Streaming response chunks are independently authenticated and decrypted. A failed authentication tag stops the stream.

Failure and rotation behavior

Private selections fail closed. They never fall through to the provider’s standard plaintext request path.
  • Missing or failed attestation stops setup.
  • An unverified or missing HPKE key stops setup.
  • Requests to origins outside the verified proxy/enclave set are rejected locally.
  • A successful response without the EHBP nonce is rejected.
  • An EHBP key-configuration mismatch resets the client, performs one fresh attestation, and retries once.
  • Changing the Routstr node clears node-scoped models and cached attestation clients.
The chat header receives the successful verification document after setup. Its 🔒✓ tooltip shows the enclave hostname, shortened code fingerprint, code-verification status, enclave-attestation status, and measurement match.

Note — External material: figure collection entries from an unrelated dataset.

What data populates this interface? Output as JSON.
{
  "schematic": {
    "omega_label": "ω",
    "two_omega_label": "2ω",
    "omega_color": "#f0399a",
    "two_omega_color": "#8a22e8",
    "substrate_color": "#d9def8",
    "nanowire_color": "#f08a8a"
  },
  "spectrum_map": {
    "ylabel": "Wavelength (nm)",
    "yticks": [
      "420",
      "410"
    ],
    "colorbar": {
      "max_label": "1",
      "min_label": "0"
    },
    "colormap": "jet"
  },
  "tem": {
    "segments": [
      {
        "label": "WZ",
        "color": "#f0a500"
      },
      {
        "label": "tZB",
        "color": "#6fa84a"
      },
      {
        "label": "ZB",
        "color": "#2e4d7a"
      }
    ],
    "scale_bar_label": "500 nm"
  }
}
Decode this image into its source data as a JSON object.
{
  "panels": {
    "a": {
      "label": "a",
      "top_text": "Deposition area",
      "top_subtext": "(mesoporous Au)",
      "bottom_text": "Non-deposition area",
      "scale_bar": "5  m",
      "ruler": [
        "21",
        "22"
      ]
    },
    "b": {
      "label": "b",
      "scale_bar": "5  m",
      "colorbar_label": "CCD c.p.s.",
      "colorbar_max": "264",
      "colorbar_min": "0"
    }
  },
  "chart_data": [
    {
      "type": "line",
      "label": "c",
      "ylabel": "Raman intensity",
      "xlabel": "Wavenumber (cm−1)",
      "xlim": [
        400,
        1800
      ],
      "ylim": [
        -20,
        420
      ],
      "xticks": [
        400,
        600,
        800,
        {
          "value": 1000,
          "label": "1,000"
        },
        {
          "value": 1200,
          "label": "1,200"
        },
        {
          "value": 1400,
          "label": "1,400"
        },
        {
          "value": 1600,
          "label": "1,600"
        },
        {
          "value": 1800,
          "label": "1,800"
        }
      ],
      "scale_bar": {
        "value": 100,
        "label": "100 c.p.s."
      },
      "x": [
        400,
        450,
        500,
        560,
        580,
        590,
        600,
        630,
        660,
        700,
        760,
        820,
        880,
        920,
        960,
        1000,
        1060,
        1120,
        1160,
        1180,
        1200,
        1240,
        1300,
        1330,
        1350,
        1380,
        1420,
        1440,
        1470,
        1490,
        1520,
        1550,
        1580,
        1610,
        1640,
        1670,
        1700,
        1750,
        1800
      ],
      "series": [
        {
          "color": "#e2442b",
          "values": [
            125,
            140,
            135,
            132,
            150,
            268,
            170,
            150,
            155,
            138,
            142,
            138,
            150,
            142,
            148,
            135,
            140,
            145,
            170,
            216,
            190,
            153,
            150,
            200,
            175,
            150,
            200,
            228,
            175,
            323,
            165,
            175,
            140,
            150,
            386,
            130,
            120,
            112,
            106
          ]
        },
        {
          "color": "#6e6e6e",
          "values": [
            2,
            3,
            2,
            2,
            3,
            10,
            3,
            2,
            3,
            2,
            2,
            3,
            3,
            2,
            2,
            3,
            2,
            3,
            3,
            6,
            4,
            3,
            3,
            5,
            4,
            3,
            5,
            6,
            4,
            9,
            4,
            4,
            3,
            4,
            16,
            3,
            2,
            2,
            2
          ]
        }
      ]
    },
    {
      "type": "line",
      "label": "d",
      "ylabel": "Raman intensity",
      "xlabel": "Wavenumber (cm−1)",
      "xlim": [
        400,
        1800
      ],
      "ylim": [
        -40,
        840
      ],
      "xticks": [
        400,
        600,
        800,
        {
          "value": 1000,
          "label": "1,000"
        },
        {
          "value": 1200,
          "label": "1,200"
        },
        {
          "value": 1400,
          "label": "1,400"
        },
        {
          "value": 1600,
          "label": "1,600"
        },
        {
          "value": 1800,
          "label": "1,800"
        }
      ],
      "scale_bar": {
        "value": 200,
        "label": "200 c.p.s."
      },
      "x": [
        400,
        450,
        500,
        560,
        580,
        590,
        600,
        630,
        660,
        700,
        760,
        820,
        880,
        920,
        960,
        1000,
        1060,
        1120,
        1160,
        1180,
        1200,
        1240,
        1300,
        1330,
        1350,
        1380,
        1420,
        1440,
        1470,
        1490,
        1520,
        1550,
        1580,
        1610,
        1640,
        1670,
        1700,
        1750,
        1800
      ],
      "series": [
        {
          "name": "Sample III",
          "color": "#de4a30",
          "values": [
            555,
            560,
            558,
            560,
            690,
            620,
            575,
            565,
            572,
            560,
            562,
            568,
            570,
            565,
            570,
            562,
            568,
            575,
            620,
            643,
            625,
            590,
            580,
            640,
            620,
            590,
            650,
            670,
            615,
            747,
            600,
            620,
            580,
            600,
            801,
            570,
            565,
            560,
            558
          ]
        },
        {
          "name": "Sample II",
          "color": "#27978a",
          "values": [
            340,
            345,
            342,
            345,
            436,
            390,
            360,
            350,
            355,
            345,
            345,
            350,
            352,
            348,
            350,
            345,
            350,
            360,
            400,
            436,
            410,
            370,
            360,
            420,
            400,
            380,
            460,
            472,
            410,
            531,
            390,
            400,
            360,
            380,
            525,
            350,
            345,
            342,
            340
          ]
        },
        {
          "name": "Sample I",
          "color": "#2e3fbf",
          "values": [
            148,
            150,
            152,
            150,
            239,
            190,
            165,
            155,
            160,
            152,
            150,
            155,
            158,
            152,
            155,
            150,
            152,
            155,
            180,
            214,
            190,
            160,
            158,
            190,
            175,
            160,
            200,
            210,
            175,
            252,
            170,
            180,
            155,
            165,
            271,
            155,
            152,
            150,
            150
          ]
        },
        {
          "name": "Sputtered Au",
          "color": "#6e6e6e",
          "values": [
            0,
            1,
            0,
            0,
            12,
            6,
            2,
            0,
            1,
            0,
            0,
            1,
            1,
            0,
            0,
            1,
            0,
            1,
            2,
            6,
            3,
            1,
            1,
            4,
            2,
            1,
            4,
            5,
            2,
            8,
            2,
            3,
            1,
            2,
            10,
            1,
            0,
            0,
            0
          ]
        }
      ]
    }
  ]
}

Trust assumptions and non-guarantees

Remote attestation identifies the running enclave and binds its encryption key. It is not a general proof that the software is safe. The design still trusts:
  • The getbased JavaScript delivered to the browser and the locked Tinfoil/EHBP dependencies
  • The browser, operating system, and extensions before encryption and after decryption
  • AMD SEV-SNP hardware, firmware, root certificates, and the verifier’s policy
  • The expected GitHub repository, its tagged Sigstore release workflow, and the audited behavior of the measured release
  • The absence of exploitable TEE implementation bugs and relevant side channels
The verifier proves that the measurement matches a correctly signed tagged release. It does not prove that the release is the newest possible release or that its code contains no logging, exfiltration, or logic defects. Those properties require source review, release policy, and operational controls in addition to attestation.